SF Express's Journey with Apache Spark and Gluten

Weiting Chen, Xixu Wang, Feilong He

Chinese Session 2025-07-27 16:45 GMT+8 (ROOM : WanChun Hall) #datalake

The session by SF Express delves into their use of Apache Spark and Apache Gluten within their production environment. It addresses the identification of current bottlenecks, the rationale for selecting Gluten as a Spark plugin, the need for a vectorized engine, ongoing research in this area, and the tangible cost savings and performance improvements achieved in their real-world operations. The presentation provides detailed insights into SF Express’s challenges, decision-making process, and the transformative impact of adopting a vectorized engine in their large-scale data processing pipeline. The session will cover how SF Express chose Gluten and Velox as their native engine solution, how they integrated Gluten with their existing Spark setup, the cost savings and performance gains realized after adopting Gluten in their production environment, and their future plans for Spark and Gluten.

Speakers:

Weiting Chen: Intel, Senior Software Engineer

Weiting is a senior software engineer at Intel’s Data Center and AI Group. With a decade of experience, he specializes in Big Data and Cloud Solutions. He has made significant contributions to projects like Spark, OpenStack, and recently, the Apache Gluten (Incubating) project as one of its initial committers. Among his responsibilities is harnessing the potential of hardware to enhance the performance of big data workloads.

Xixu Wang: Shunfeng Technology, Big Data Platform R&D Senior Engineer, apache doris committer, apache kudu pmc member

He has worked in Baidu, Weibo, Xiaomi, and Shenze, mainly engaged in big data computing engine, storage engine development, and has participated in Apache Doris, Apache Kudu, Apache Gluten development, and has a wealth of experience in big data field.

Backend has worked in Baidu, Weibo, Xiaomi, Shenze, mainly engaged in big data computing engine, storage engine development, backend involved in Apache Doris, Apache Kudu, Apache Gluten development, has extensive experience in the field of big data

Feilong He: Intel, Software Engineer

Mr. Feilong He is a software engineer at Intel with more than seven years of specialized experience in large-scale data processing. He is the co-creator of the Apache-incubating Gluten project and holds critical roles as both an Apache committer and a member of the Podling Project Management Committee (PPMC). As one of the top contributors to the project, Mr. He has made substantial technical contributions that have significantly improved the system’s runtime stability and performance. His efforts have been instrumental in the project’s success and directly contributed to its adoption by leading global technology companies, including Microsoft, Google, Uber, Pinterest, ByteDance, and Baidu. The project has been credited with delivering measurable performance gains and cost reductions across these organizations. At present, Gluten serves as a core infrastructure component within their internal data platforms, supporting high-throughput, large-scale query execution over massive data volumes on a daily basis.

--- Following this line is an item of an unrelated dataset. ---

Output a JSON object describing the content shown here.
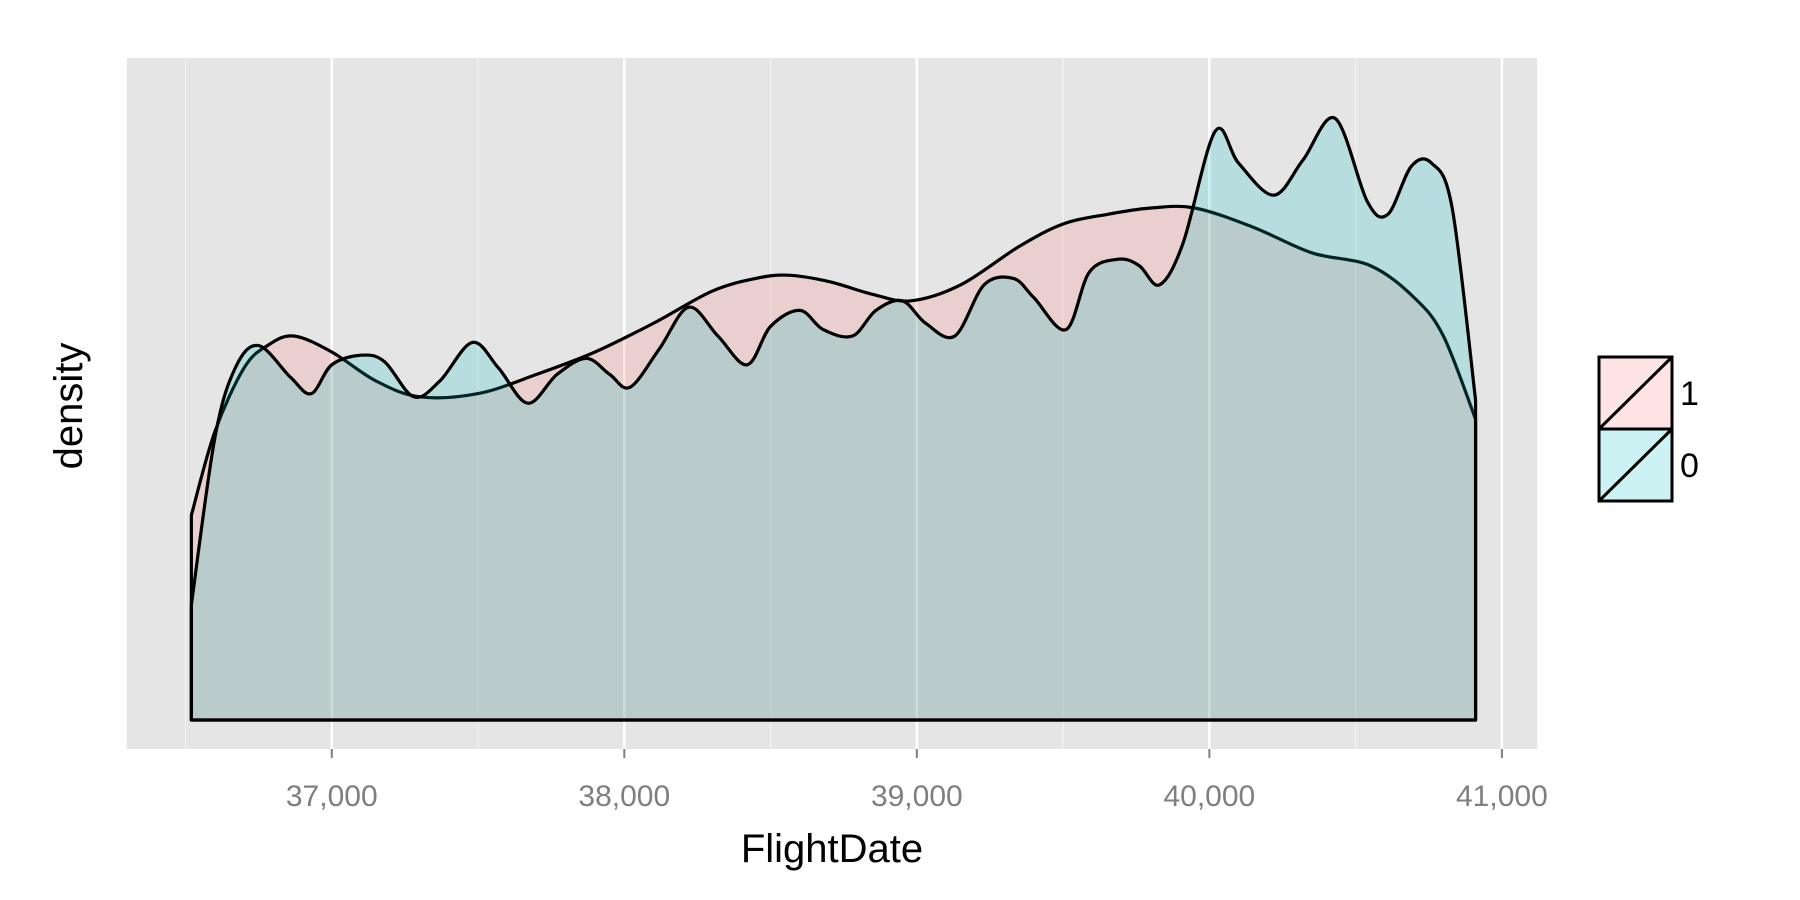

In addition to his work on Gluten, Mr. He is an active contributor to Meta’s open-source Velox project. He also previously served as the lead maintainer of Intel’s Smart Storage Management project, which focused on performance optimizations for the Hadoop Distributed File System (HDFS) and has been deployed by several domestic enterprise users.

Mr. He holds a master’s degree in computer science from Sun Yat-sen University, where he conducted research in large-scale optimization. A key outcome of his academic research was the publication of a high-impact, peer-reviewed paper in Information Sciences, which has been cited by over 100 scholarly articles, including those published in top-tier journals and presented at leading academic conferences in the field.